Die Buchhändlerin Iris Hunscheid ist sich sicher: Sollten die deutschen Verlage ihre Preispolitik nicht grundlegend überdenken, werden viele unabhängige Buchhandlungen in den nächsten Jahren ganz einfach verschwinden. In einem kürzlich im Börsenblatt erschienen Artikel gibt sie Einblicke in die desaströse Lage, in der sich vor allem unabhängige Buchhandlungen gegenwärtig befinden. Bereits jetzt, so gibt Hunscheid klar zu verstehen, wirtschaften kleine Buchhandlungen am Existenzminimum. Weihnachts- und Urlaubsgeld gebe es in vielen Betrieben nicht mehr. Hinzu kommt der auf 12 Euro steigende Mindestlohn, der über dem liegt, "was derzeit in manchen Buchhandlungen gezahlt wird". Nicht einmal die InhaberInnen selbst könnten sich einen solchen Stundenlohn in allen Fällen auszahlen.

Erschwerend kamen in den vergangenen zwei Jahren die Corona-Restriktionen hinzu. Aufgrund der "Corona-Lüftung" habe man nun bereits zwei Winter lang einen Großteil der Heizkosten aus der offenen Tür geblasen.

Sind Bücher zu günstig?

Grund für diese alarmierende Entwicklung sei die Tatsache, das die Buchbranche seit Jahren Produkte unter Wert verkaufe, so Hunscheid. Insgesamt seien die Verkaufspreise, genreunabhängig, zu niedrig. Verantwortlich für eine auskömmliche Preisgestaltung seien die Hersteller der Produkte, also die Verlage. Diese aber scheinen sich nicht sonderlich dafür zu interessieren, ihre Produkte über Buchhandlungen in Umlauf zu bringen. Seit 20 Jahren, stellt Hunscheid klar, kämen diese ihrer Verantwortung nicht nach, eine auskömmliche Preisentwicklung zu gestalten.

Die Qualität des Produktes Buch werde innerhalb der Branche nicht genug wertgeschätzt, meint Hunscheid. Tatsächlich liegt Deutschland im internationalen Vergleich in Sachen Buchbepreisung recht weit hinten.

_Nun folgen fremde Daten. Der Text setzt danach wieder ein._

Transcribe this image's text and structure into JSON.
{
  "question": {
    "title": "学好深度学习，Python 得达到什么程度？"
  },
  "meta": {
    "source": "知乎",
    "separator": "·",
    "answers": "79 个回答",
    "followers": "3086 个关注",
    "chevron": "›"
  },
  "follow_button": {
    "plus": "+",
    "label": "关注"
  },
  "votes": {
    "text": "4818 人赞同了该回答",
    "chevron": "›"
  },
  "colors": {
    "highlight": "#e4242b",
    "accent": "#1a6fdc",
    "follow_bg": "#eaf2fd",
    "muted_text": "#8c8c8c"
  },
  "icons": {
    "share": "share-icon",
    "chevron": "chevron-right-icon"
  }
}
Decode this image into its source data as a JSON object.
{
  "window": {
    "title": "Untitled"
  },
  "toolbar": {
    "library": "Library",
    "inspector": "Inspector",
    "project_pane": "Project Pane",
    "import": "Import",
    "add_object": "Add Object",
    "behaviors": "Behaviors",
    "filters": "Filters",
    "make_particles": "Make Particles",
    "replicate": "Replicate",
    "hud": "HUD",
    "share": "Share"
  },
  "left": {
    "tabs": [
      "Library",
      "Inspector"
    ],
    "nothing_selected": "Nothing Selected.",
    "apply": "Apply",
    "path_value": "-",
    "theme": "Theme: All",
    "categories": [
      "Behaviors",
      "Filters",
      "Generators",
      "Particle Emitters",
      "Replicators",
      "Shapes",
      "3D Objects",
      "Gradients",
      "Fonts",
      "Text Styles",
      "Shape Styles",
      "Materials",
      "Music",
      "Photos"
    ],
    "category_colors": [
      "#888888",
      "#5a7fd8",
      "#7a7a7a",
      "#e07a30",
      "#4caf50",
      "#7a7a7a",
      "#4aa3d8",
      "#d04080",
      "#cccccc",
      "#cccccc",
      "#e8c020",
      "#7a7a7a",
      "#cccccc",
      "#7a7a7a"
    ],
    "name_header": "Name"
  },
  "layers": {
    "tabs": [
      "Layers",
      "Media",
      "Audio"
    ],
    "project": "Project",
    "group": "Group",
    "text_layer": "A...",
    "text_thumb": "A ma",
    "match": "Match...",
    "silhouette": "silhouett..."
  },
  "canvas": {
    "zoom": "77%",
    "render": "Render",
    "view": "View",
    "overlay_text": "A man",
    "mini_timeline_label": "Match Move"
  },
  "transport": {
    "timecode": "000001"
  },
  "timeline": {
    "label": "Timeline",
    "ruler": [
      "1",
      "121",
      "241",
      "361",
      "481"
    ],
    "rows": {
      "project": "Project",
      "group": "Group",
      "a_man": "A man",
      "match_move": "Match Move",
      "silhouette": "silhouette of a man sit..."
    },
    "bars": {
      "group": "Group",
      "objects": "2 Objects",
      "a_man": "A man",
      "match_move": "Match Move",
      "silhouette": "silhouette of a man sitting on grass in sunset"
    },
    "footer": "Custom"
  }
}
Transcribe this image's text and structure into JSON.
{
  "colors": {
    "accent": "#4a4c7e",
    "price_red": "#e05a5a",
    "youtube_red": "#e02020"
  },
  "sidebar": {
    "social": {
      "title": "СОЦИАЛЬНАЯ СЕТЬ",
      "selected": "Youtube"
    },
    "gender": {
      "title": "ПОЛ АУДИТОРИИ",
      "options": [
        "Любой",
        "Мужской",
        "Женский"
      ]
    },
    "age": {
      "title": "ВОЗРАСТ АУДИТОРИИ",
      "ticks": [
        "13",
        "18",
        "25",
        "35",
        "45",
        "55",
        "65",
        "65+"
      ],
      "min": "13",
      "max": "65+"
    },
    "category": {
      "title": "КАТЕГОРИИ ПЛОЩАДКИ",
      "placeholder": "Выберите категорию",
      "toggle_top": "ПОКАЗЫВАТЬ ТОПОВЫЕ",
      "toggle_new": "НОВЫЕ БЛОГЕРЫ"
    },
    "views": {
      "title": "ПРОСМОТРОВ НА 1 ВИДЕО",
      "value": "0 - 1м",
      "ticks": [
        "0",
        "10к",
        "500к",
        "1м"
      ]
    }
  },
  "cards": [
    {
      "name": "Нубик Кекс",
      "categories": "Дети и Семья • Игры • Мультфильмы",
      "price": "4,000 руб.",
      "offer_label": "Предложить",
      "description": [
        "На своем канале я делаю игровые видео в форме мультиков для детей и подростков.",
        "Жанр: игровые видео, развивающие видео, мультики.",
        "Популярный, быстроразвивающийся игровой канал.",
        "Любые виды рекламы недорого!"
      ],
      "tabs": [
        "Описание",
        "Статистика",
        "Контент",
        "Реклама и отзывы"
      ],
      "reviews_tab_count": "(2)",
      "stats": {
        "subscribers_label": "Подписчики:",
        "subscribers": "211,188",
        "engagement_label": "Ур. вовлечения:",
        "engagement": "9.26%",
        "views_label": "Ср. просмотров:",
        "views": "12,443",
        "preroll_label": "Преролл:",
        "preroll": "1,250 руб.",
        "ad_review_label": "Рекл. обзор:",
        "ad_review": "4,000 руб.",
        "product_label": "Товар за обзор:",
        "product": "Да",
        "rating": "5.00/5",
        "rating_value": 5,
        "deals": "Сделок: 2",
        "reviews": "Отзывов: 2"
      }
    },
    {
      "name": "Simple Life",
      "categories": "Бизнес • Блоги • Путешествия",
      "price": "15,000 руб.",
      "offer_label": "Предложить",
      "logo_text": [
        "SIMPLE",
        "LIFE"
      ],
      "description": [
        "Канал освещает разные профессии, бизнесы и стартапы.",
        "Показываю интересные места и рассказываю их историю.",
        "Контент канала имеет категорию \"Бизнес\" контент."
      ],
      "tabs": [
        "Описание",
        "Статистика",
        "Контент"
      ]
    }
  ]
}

Aber auch in der Buchbranche selbst sei vielen MitarbeiterInnen überhaupt nicht bewusst, dass Kundinnen und Kunden die Produkte als niedrigpreisig wahrnehmen. Vergleicht man aber einen gehaltvollen Roman mit anderen Freizeitprodukten - Hunscheid nennt eine Flasche Wein oder einen Kinobesuch - erkennt man doch eine Unverhältnismäßigkeit. "Dass eine Buchhändlerin, die 13 Euro pro Stunde verdient, bei einem HC-Unterhaltungsroman zu 28 Euro zuckt, ist verständlich – die meisten unserer KundInnen zucken da aber keineswegs."

Was sich ändern muss

Anreiz zum Umdenken gibt Hunscheid, indem sie Punkte nennt, die sich dringend verändert müssten. Zunächst verweist sie noch einmal auf die Notwendigkeit der allgemeinen und genreübergreifenden Preiserhöhung. Zudem sollten die "Barsortimente auch niedrigpreisige Artikel zu regulären Konditionen listen". Auch sollten BuchhändlerInnen konsequent auf Titel verzichten, die selbst gesetzte Preisgrenzen unterschreiten.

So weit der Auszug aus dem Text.